For this reason, third-year doctoral student Christopher Clary came to MIT after a decade of government work, mostly in Washington, DC, dissecting the politics of South Asia and helping form defense policies. "The dirty secret about Washington, DC is that it is filled with very smart people who have absolutely no time to think," says Clary. "They are too busy reacting to the problems of the day."
Clary's thinking about South Asia began somewhat serendipitously. In 1999, as an undergraduate studying Latin American issues at Wichita State University, he decided to spend a semester in Washington, DC. He applied for internships and by the end of the year was ready to move.
The only thing missing was a job.
The Latin American think tanks were slow getting back to him, so at the last minute, he landed an internship focused halfway around the world on South Asia.
Clary couldn't have made a more fortuitous decision. Just two years earlier, India and Pakistan had both tested their first nuclear weapons (barring a small 1974 test by India).
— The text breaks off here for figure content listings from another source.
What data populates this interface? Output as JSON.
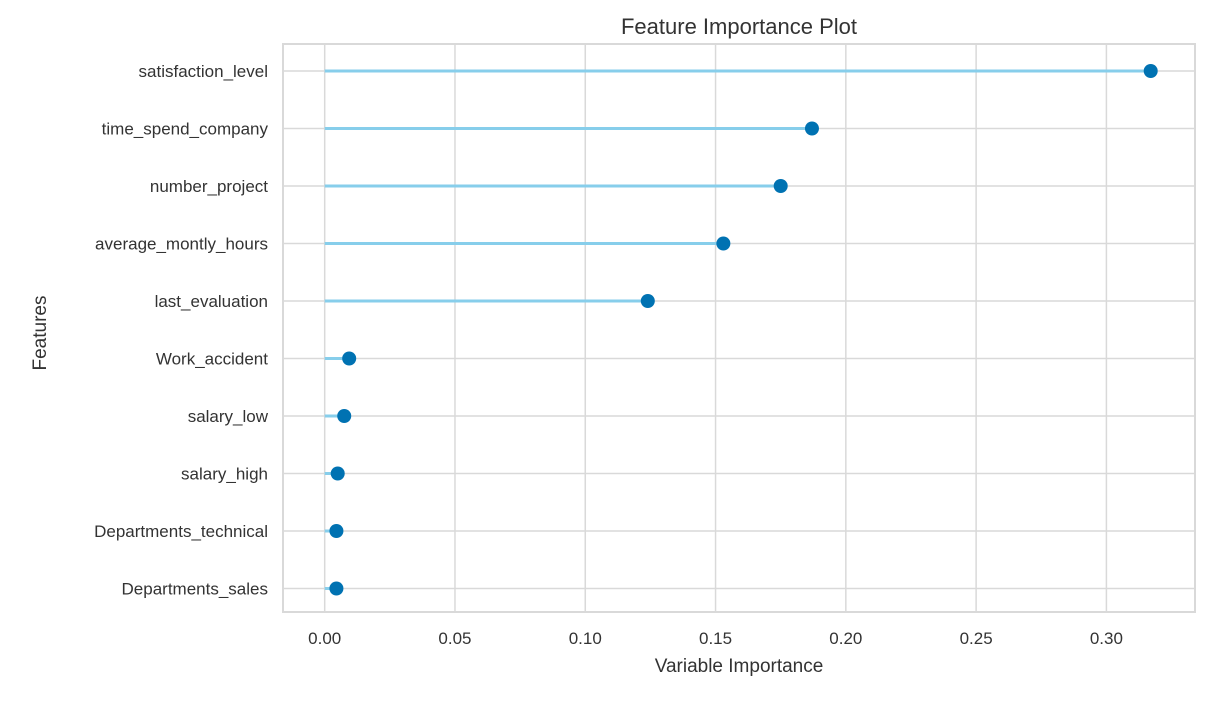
{
  "chart_data": {
    "type": "scatter",
    "title": "Feature Importance Plot",
    "xlabel": "Variable Importance",
    "ylabel": "Features",
    "xlim": [
      -0.016,
      0.334
    ],
    "xticks": [
      0.0,
      0.05,
      0.1,
      0.15,
      0.2,
      0.25,
      0.3
    ],
    "xtick_labels": [
      "0.00",
      "0.05",
      "0.10",
      "0.15",
      "0.20",
      "0.25",
      "0.30"
    ],
    "categories": [
      "satisfaction_level",
      "time_spend_company",
      "number_project",
      "average_montly_hours",
      "last_evaluation",
      "Work_accident",
      "salary_low",
      "salary_high",
      "Departments_technical",
      "Departments_sales"
    ],
    "values": [
      0.317,
      0.187,
      0.175,
      0.153,
      0.124,
      0.0094,
      0.0075,
      0.005,
      0.0045,
      0.0045
    ],
    "grid": true,
    "colors": {
      "stem": "#87ceeb",
      "marker": "#0072b2",
      "grid": "#d9d9d9"
    }
  }
}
The A.Q. Khan nuclear proliferation network was in full swing. The two countries had also just fought a limited war against one another — the first direct conflict between two nuclear powers. And President Clinton visited India in 2000 with an aim to develop US–India relations. "It was an exciting time," says Clary.
And the region, he realized, was understudied. At the Henry L. Stimson Center, where his internship eventually became a full-time job, experts on China filled the halls. "There weren't nearly as many people working on South Asia," he says.
Clary left Stimson in 2003 to become a research associate and earn a Master's in National Security Affairs at the US Naval Postgraduate School in Monterey, California. He worked to understand how India and Pakistan configured their nuclear arsenals and conventional militaries. After that, he returned to DC for work at the Pentagon to develop US defense policies mainly with India. "I became very interested in India's rise of power," says Clary.
Most intriguing, he found, was the similarity between India's rise and that of the US. "The US had a long gap between it's ability to influence the international scene and its willingness to do so," he says. "India, outside of its immediate neighborhood, shows similar signs of being hesitant to expend resources to influence the global scene." It was this recognition that led Clary to begin wondering when rising powers threaten the status quo. "As both India and China rise and the US declines, the topic has reasserted itself in security studies," says Clary.
Today, Clary wants to understand why rivalries brew, what fills the void when they end, and what causes some rising powers to ascend peacefully and others violently. "South Asia has appeal for people interested in war and peace, because it has challenges with conflict at all stages of the escalation ladder," says Clary.
One confounding factor Clary is facing as he refines his research focus is that politics are played out, he says, "by people with intentions, not particles that behave according to rules," so it's possible to get causes and effects mixed up. Such a mixup, if it influences policy, could be devastating. "There's no pilot phase," says Clary. "You want to be right about these things."